Tuesday, October 22, 2013

A Clump of Hats

I was working on the gray items. Really, I was.

Then I realized that I was meeting a friend for coffee after work on Friday, and I can't read charts or count while drinking coffee and chatting. So, I started a hat.

Ann Budd's Basic Hat Pattern (mine ravelled here),
knit in Blue Moon Fiber Arts' Gaea, Jabberwocky colorway

My coworkers and I sponsor a couple families for Hanukah each year, and one of the adult women requested a warm, knit hat. I decided to use the yarn left from the herringbone hat disaster. When I reknit Andrew's hat, I didn't use the yarn I had used originally. I used the other half of the skein. The yarn I had frogged from the hat was slightly felted. It worked fine reknitting it into a plain hat though. This yarn is so busy that it needs a very plain stitch pattern, so I knit it following Ann Budd's hat instructions.*

Because I am skilled in the art of denial, I pretended this wouldn't grow when I washed it. I'm still not sure why I did that, since I have painful memories of this exact yarn growing. Maybe I thought it wouldn't grow because it had already grown in the wash.

The hat's too big.

Pretty colors, but too big.

I'm planning to take it to a friend this weekend and see if it fits him. He has a big head. I choose to remain hopeful.

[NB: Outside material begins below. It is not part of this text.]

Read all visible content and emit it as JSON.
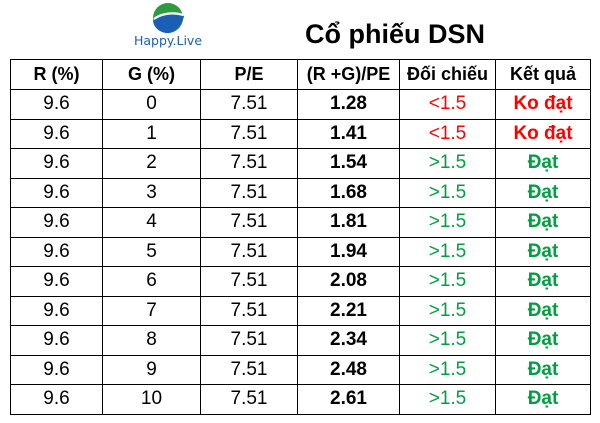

Because I am a Glass Half Full kind of person, I've decided this is for the best. The woman for whom I was knitting lives in a nursing home. I cannot depend on the person who does her laundry to handwash a hat. It probably would have gotten felted. Then she would have been sad.

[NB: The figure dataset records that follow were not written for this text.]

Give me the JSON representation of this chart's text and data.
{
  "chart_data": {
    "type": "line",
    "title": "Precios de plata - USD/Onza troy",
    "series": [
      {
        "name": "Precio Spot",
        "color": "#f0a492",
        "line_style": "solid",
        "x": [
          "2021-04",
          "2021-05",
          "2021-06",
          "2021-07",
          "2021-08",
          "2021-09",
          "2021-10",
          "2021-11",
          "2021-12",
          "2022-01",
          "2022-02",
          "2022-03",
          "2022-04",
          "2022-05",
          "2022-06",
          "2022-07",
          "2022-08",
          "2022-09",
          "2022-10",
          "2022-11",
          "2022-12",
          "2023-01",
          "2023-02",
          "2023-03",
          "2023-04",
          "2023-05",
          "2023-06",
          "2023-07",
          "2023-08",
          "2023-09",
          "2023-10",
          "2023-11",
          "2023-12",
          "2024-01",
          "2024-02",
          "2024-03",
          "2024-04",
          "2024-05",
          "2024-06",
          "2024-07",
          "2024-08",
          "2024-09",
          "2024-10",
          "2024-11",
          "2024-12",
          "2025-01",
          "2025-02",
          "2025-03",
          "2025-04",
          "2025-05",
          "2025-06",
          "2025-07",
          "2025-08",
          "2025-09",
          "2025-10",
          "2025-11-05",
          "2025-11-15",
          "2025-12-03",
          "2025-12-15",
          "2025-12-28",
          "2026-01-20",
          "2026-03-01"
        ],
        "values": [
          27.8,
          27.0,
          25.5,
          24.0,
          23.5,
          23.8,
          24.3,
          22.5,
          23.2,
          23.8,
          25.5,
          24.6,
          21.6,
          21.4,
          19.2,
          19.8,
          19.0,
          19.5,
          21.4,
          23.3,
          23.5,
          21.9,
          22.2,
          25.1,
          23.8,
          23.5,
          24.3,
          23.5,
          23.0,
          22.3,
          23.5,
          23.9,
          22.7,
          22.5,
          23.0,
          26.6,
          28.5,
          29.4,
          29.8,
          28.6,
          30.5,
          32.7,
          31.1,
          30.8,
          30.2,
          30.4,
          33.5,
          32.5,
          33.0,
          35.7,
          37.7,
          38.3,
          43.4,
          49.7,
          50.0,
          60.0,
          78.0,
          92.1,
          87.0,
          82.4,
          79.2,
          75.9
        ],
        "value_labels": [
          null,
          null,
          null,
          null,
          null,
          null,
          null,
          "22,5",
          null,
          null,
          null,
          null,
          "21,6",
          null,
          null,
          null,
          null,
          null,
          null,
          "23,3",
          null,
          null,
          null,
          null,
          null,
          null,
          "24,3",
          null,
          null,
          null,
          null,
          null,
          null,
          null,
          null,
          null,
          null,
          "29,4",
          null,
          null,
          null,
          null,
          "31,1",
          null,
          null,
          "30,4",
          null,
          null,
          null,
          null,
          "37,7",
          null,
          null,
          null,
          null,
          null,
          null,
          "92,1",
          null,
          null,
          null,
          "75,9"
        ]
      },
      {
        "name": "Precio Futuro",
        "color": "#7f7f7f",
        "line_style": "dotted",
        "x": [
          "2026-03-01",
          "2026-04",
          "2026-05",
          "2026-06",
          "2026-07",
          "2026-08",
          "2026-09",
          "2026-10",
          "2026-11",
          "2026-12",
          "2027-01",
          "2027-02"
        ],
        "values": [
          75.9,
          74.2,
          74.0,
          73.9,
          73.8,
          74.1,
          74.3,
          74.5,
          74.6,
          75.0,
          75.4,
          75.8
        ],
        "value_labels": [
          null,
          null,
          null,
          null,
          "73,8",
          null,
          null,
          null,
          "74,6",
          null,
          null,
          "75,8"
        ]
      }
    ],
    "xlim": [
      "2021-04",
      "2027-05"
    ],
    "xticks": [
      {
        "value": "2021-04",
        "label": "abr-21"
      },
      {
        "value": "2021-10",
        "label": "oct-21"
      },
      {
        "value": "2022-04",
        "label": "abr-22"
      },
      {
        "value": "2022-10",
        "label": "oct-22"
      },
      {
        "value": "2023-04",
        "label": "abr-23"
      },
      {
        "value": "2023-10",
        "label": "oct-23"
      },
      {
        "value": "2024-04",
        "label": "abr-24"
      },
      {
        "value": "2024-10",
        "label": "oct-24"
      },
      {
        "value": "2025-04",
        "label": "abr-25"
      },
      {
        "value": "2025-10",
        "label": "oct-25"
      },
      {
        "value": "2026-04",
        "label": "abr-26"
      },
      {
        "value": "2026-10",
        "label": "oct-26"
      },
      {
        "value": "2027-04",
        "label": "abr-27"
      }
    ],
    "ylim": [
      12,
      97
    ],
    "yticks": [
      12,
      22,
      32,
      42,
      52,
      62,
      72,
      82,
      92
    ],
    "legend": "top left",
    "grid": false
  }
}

So, I went to Michael's and shopped the acrylic. I made this on Sunday.

Ann Budd's Basic Hat Pattern (mine ravelled here), 

I know this yarn is Red Heart. I, too, try to avoid Red Heart whenever possible. However, the colors are pretty and the yarn is soft. This is no Super Saver, and the color shifts are interesting.

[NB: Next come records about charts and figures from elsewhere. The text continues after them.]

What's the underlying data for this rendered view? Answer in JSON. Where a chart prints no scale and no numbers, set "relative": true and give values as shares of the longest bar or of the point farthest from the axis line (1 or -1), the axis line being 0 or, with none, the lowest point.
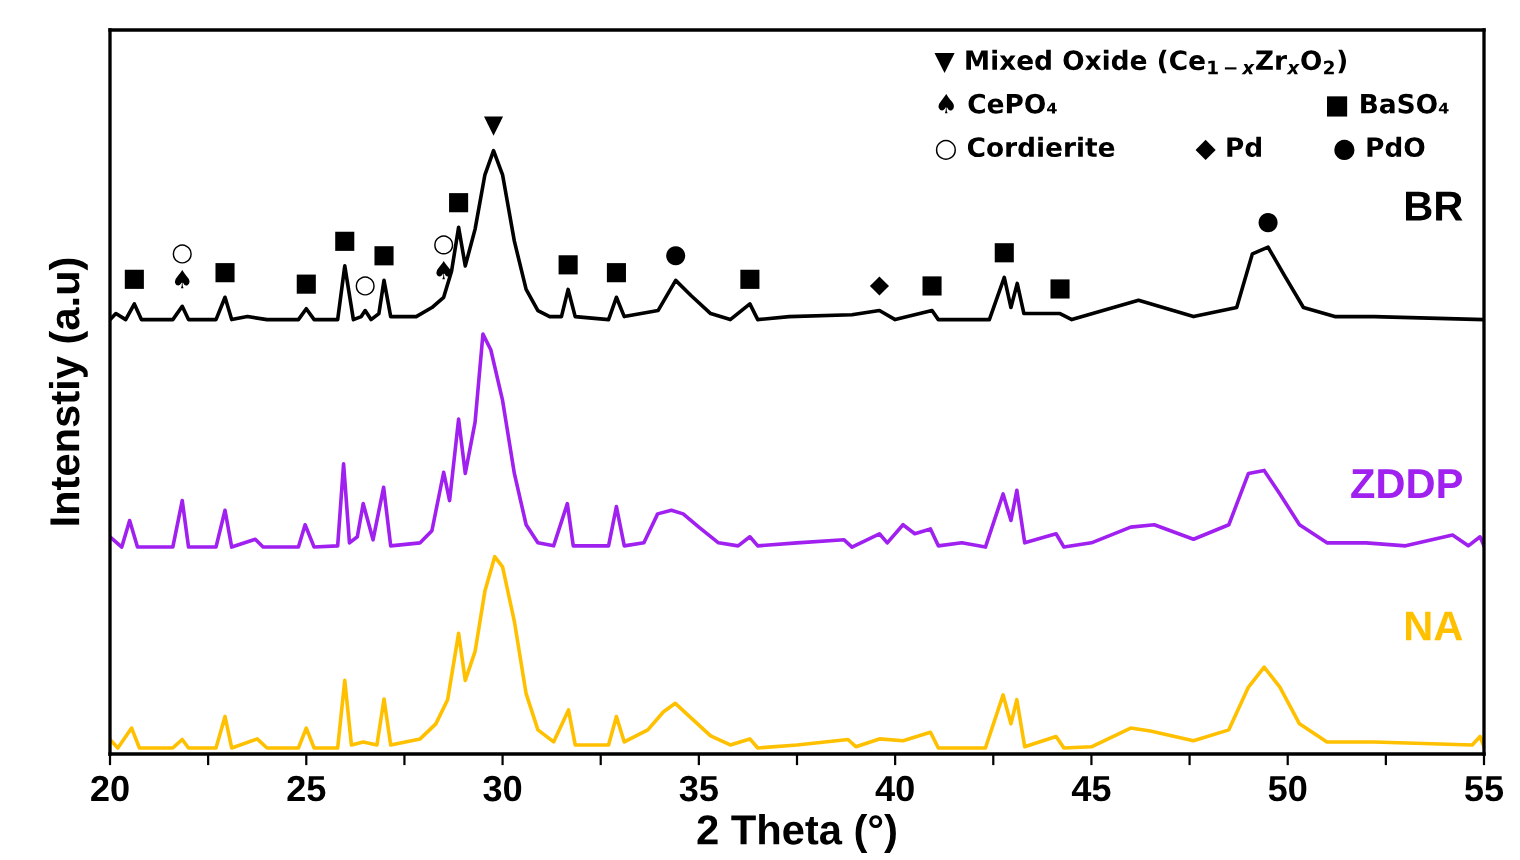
{
  "chart_data": {
    "type": "line",
    "relative": true,
    "xlabel": "2 Theta (°)",
    "ylabel": "Intenstiy (a.u)",
    "legend": false,
    "grid": false,
    "tick_labels": "x",
    "marker": "none",
    "line_style": "solid",
    "xlim": [
      20,
      55
    ],
    "xticks": [
      20,
      {
        "value": 22.5,
        "label": null
      },
      25,
      {
        "value": 27.5,
        "label": null
      },
      30,
      {
        "value": 32.5,
        "label": null
      },
      35,
      {
        "value": 37.5,
        "label": null
      },
      40,
      {
        "value": 42.5,
        "label": null
      },
      45,
      {
        "value": 47.5,
        "label": null
      },
      50,
      {
        "value": 52.5,
        "label": null
      },
      55
    ],
    "series": [
      {
        "name": "BR",
        "color": "#000000",
        "x": [
          20.0,
          20.15,
          20.4,
          20.62,
          20.8,
          21.6,
          21.84,
          22.0,
          22.7,
          22.93,
          23.1,
          23.5,
          24.0,
          24.8,
          25.0,
          25.2,
          25.8,
          25.98,
          26.2,
          26.4,
          26.5,
          26.65,
          26.85,
          26.98,
          27.15,
          27.8,
          28.2,
          28.5,
          28.7,
          28.88,
          29.05,
          29.3,
          29.55,
          29.77,
          30.0,
          30.3,
          30.6,
          30.9,
          31.2,
          31.5,
          31.67,
          31.85,
          32.7,
          32.9,
          33.1,
          33.96,
          34.41,
          34.8,
          35.3,
          35.8,
          36.3,
          36.5,
          37.3,
          38.9,
          39.6,
          40.0,
          40.94,
          41.1,
          42.4,
          42.78,
          42.95,
          43.11,
          43.28,
          44.2,
          44.5,
          46.2,
          47.6,
          48.7,
          49.1,
          49.5,
          49.9,
          50.4,
          51.2,
          52.2,
          55.0
        ],
        "values": [
          0.72,
          0.73,
          0.72,
          0.746,
          0.72,
          0.72,
          0.742,
          0.72,
          0.72,
          0.757,
          0.72,
          0.725,
          0.72,
          0.72,
          0.738,
          0.72,
          0.72,
          0.809,
          0.72,
          0.725,
          0.735,
          0.72,
          0.73,
          0.785,
          0.725,
          0.725,
          0.74,
          0.757,
          0.8,
          0.873,
          0.809,
          0.87,
          0.96,
          1.0,
          0.96,
          0.85,
          0.77,
          0.735,
          0.725,
          0.725,
          0.77,
          0.725,
          0.72,
          0.757,
          0.725,
          0.735,
          0.785,
          0.76,
          0.73,
          0.72,
          0.746,
          0.72,
          0.725,
          0.728,
          0.735,
          0.72,
          0.735,
          0.72,
          0.72,
          0.79,
          0.74,
          0.78,
          0.73,
          0.73,
          0.72,
          0.752,
          0.725,
          0.74,
          0.829,
          0.84,
          0.795,
          0.74,
          0.725,
          0.725,
          0.72
        ]
      },
      {
        "name": "ZDDP",
        "color": "#a020f0",
        "x": [
          20.0,
          20.3,
          20.5,
          20.7,
          21.6,
          21.84,
          22.0,
          22.7,
          22.93,
          23.1,
          23.7,
          23.9,
          24.8,
          24.97,
          25.2,
          25.8,
          25.95,
          26.1,
          26.3,
          26.45,
          26.7,
          26.97,
          27.15,
          27.9,
          28.2,
          28.5,
          28.65,
          28.88,
          29.05,
          29.3,
          29.5,
          29.7,
          30.0,
          30.3,
          30.6,
          30.9,
          31.3,
          31.65,
          31.8,
          32.7,
          32.9,
          33.1,
          33.6,
          33.95,
          34.3,
          34.6,
          35.0,
          35.5,
          36.0,
          36.3,
          36.5,
          37.5,
          38.7,
          38.9,
          39.6,
          39.8,
          40.2,
          40.5,
          40.9,
          41.1,
          41.7,
          42.3,
          42.75,
          42.95,
          43.1,
          43.3,
          44.1,
          44.3,
          45.0,
          46.0,
          46.6,
          47.6,
          48.5,
          49.0,
          49.4,
          49.8,
          50.3,
          51.0,
          52.0,
          53.0,
          54.2,
          54.6,
          54.9,
          55.0
        ],
        "values": [
          0.36,
          0.343,
          0.387,
          0.343,
          0.343,
          0.42,
          0.343,
          0.343,
          0.404,
          0.343,
          0.356,
          0.343,
          0.343,
          0.38,
          0.343,
          0.345,
          0.481,
          0.35,
          0.36,
          0.415,
          0.355,
          0.442,
          0.345,
          0.35,
          0.37,
          0.467,
          0.42,
          0.555,
          0.465,
          0.55,
          0.696,
          0.67,
          0.586,
          0.465,
          0.38,
          0.35,
          0.345,
          0.415,
          0.345,
          0.345,
          0.41,
          0.345,
          0.35,
          0.398,
          0.404,
          0.398,
          0.376,
          0.35,
          0.345,
          0.36,
          0.345,
          0.35,
          0.355,
          0.343,
          0.365,
          0.35,
          0.38,
          0.365,
          0.373,
          0.345,
          0.35,
          0.343,
          0.431,
          0.387,
          0.437,
          0.35,
          0.365,
          0.343,
          0.35,
          0.376,
          0.38,
          0.356,
          0.38,
          0.465,
          0.47,
          0.431,
          0.38,
          0.35,
          0.35,
          0.345,
          0.363,
          0.345,
          0.36,
          0.345
        ]
      },
      {
        "name": "NA",
        "color": "#ffc000",
        "x": [
          20.0,
          20.2,
          20.55,
          20.75,
          21.6,
          21.84,
          22.0,
          22.7,
          22.93,
          23.1,
          23.75,
          24.0,
          24.8,
          25.0,
          25.2,
          25.8,
          25.98,
          26.15,
          26.45,
          26.8,
          26.98,
          27.15,
          27.9,
          28.3,
          28.6,
          28.88,
          29.05,
          29.3,
          29.55,
          29.8,
          30.0,
          30.3,
          30.6,
          30.9,
          31.3,
          31.68,
          31.85,
          32.7,
          32.9,
          33.1,
          33.7,
          34.1,
          34.4,
          34.8,
          35.3,
          35.8,
          36.3,
          36.5,
          37.5,
          38.8,
          39.0,
          39.6,
          40.2,
          40.9,
          41.1,
          42.3,
          42.75,
          42.95,
          43.1,
          43.3,
          44.1,
          44.3,
          45.0,
          46.0,
          46.5,
          47.6,
          48.5,
          49.0,
          49.4,
          49.8,
          50.3,
          51.0,
          52.2,
          54.7,
          54.9,
          55.0
        ],
        "values": [
          0.024,
          0.01,
          0.043,
          0.01,
          0.01,
          0.024,
          0.01,
          0.01,
          0.062,
          0.01,
          0.025,
          0.01,
          0.01,
          0.043,
          0.01,
          0.01,
          0.122,
          0.015,
          0.02,
          0.015,
          0.091,
          0.015,
          0.025,
          0.05,
          0.09,
          0.2,
          0.122,
          0.17,
          0.27,
          0.327,
          0.31,
          0.22,
          0.1,
          0.04,
          0.02,
          0.073,
          0.015,
          0.015,
          0.062,
          0.02,
          0.04,
          0.07,
          0.084,
          0.06,
          0.03,
          0.015,
          0.025,
          0.01,
          0.015,
          0.024,
          0.012,
          0.025,
          0.022,
          0.036,
          0.01,
          0.01,
          0.098,
          0.05,
          0.09,
          0.012,
          0.029,
          0.01,
          0.012,
          0.043,
          0.038,
          0.022,
          0.04,
          0.111,
          0.144,
          0.111,
          0.05,
          0.02,
          0.02,
          0.015,
          0.029,
          0.012
        ]
      }
    ],
    "annotations": [
      {
        "text": "■",
        "x": 20.62,
        "y": 0.746
      },
      {
        "text": "■",
        "x": 22.93,
        "y": 0.757
      },
      {
        "text": "■",
        "x": 25.0,
        "y": 0.738
      },
      {
        "text": "■",
        "x": 25.98,
        "y": 0.809
      },
      {
        "text": "■",
        "x": 26.98,
        "y": 0.785
      },
      {
        "text": "■",
        "x": 28.88,
        "y": 0.873
      },
      {
        "text": "■",
        "x": 31.67,
        "y": 0.77
      },
      {
        "text": "■",
        "x": 32.9,
        "y": 0.757
      },
      {
        "text": "■",
        "x": 36.3,
        "y": 0.746
      },
      {
        "text": "■",
        "x": 40.94,
        "y": 0.735
      },
      {
        "text": "■",
        "x": 42.78,
        "y": 0.79
      },
      {
        "text": "■",
        "x": 44.2,
        "y": 0.73
      },
      {
        "text": "♠",
        "x": 21.84,
        "y": 0.742
      },
      {
        "text": "○",
        "x": 21.84,
        "y": 0.742
      },
      {
        "text": "○",
        "x": 26.5,
        "y": 0.735
      },
      {
        "text": "♠",
        "x": 28.5,
        "y": 0.757
      },
      {
        "text": "○",
        "x": 28.5,
        "y": 0.757
      },
      {
        "text": "▼",
        "x": 29.77,
        "y": 1.0
      },
      {
        "text": "●",
        "x": 34.41,
        "y": 0.785
      },
      {
        "text": "●",
        "x": 49.5,
        "y": 0.84
      },
      {
        "text": "◆",
        "x": 39.6,
        "y": 0.735
      },
      "▼ Mixed Oxide (Ce$_{1−x}$Zr$_{x}$O$_{2}$)",
      "♠ CePO₄",
      "■ BaSO₄",
      "○ Cordierite",
      "◆ Pd",
      "● PdO"
    ]
  }
}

In this midst of those two hats, I saw my neighbor. She is pregnant. Very pregnant. She said she's doing a lot of walking, including up and down her staircase, in hopes of encouraging the baby to make her appearance. I kept thinking about how astounding it is that this woman is making another person. If she's making a new human, the least I can do is make that human a hat.

I picked white because their baby will be dark-skinned, and I think white will look beautiful against the brown.

Otis Baby Hat (mine ravelled here),
knit in Bernat Softee Baby in white

The pattern has an 8-row cable, which you repeat two and a half times before doing the decreases. I changed this to a 5-row cable as the result of misreading the pattern a careful design choice.

I think I'm done making hats now. Back to gray!

*Ann Budd's The Knitter's Handy Book of Patterns is indeed handy.